2 - L'arrêt de principe de la chambre commerciale de la Cour
de cassation du 16 mars 1993 (pourvoi n° 90-20.614)(4),
est venu innover en décidant qu'il n'y avait, en pareil cas,
qu'une voie procédurale unique ouverte à la caution pour mettre
en oeuvre la responsabilité du créancier : celle de la demande
reconventionnelle, seule voie lui permettant, en dehors du champ
d'application de l'article 2037 du Code civil, de réclamer le
bénéfice de la compensation entre le montant de sa dette et les
dommages-intérêts susceptibles de lui être dus par le créancier.
Cette nouvelle jurisprudence reposait notamment sur l'idée :
- d'une part, que la notion "d'examen au fond du droit"
figurant dans l'article 71 du nouveau Code de procédure civile,
relatif à la définition de la défense au fond, ne peut
s'entendre que de la contestation au fond du droit de
l'adversaire, c'est-à-dire du fondement même de la prétention de
ce dernier. Or la caution qui recherche la responsabilité du
créancier ne prétend pas que celui-ci soit dépourvu de titre.

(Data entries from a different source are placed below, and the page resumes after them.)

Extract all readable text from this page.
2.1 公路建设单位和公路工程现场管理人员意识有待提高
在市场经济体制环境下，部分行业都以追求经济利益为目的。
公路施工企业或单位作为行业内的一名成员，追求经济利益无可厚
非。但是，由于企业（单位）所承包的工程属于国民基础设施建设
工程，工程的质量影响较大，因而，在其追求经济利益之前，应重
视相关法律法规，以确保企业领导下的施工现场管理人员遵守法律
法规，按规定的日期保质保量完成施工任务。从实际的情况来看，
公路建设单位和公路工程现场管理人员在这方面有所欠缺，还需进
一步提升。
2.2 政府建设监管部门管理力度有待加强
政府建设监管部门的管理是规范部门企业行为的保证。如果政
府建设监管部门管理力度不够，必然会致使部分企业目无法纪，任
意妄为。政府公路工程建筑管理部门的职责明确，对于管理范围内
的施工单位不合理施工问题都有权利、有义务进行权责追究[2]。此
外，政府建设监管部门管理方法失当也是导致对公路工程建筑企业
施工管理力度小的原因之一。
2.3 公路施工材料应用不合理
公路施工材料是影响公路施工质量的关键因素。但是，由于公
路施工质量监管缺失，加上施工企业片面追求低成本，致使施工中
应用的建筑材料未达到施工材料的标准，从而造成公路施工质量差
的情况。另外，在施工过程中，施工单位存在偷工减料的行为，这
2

Elle entend seulement, en reconnaissant le bien fondé de sa
prétention, lui opposer la faute qu'il a commise pour se voir
décharger indirectement de son obligation, en réclamant le
bénéfice de la compensation. Son but étant d'obtenir un avantage
autre que le simple rejet de la demande principale, la caution
ne pourrait donc agir que par voie de demande reconventionnelle
;
- d'autre part, que permettre à la caution d'agir par voie de
défense au fond en pareil cas reviendrait à admettre la
déchéance du droit du créancier en dehors de tout texte
(5), ce qui porterait atteinte à
l'économie du droit du cautionnement et introduirait un élément
de "synallagmatisme" dans le contrat de cautionnement, en
contractualisant les fautes susceptibles d'être commises par le
créancier (6).
3 - La jurisprudence du 16 mars 1993 (pourvoi n° 90-20.614)
(7) n'a, dans un premier temps,
guère mobilisé la doctrine (8),
jusqu'à ce qu'en 1999, le doyen Serge Guinchard, dans un article
paru dans les "Mélanges Terre" (9),
se livre à une critique très motivée de cet arrêt, suivi ensuite
par M. Paul Grimaldi, doyen honoraire de la chambre commerciale
de la Cour de cassation (10) et
par d'autres auteurs.
4 - Les critiques formulées par ces auteurs ont été
essentiellement de trois ordres :
a) En premier lieu, du point de vue de la procédure civile,
il a été reproché à la jurisprudence du 16 mars 1993 (pourvoi n°
90-20.614) d'altérer la notion de demande reconventionnelle(11) :
dès lors que la caution poursuivie se borne à refuser de payer
et ne demande rien d'autre que le simple rejet de la demande
principale, ce n'est pas une demande reconventionnelle qu'elle
présente, mais une demande au fond par laquelle elle se
contente, en qualité de défendeur, de combattre la prétention du
créancier demandeur.
Pour qu'il y ait demande reconventionnelle, il faut, selon la
définition qu'en donne l'article 64 du nouveau Code de procédure
civile, que "le défendeur originaire prétende obtenir un
avantage autre que le simple rejet de la prétention de son
adversaire".
Si, au contraire, le moyen invoqué "tend à faire rejeter
comme non justifiée, après examen au fond du droit, la
prétention de l'adversaire", on est en présence d'une défense au
fond, au sens précis de l'article 71 du nouveau Code de
procédure civile.
C'est donc la recherche par le défendeur d'un autre avantage
distinct de la demande principale, qui constitue la
caractéristique essentielle de la demande reconventionnelle (12).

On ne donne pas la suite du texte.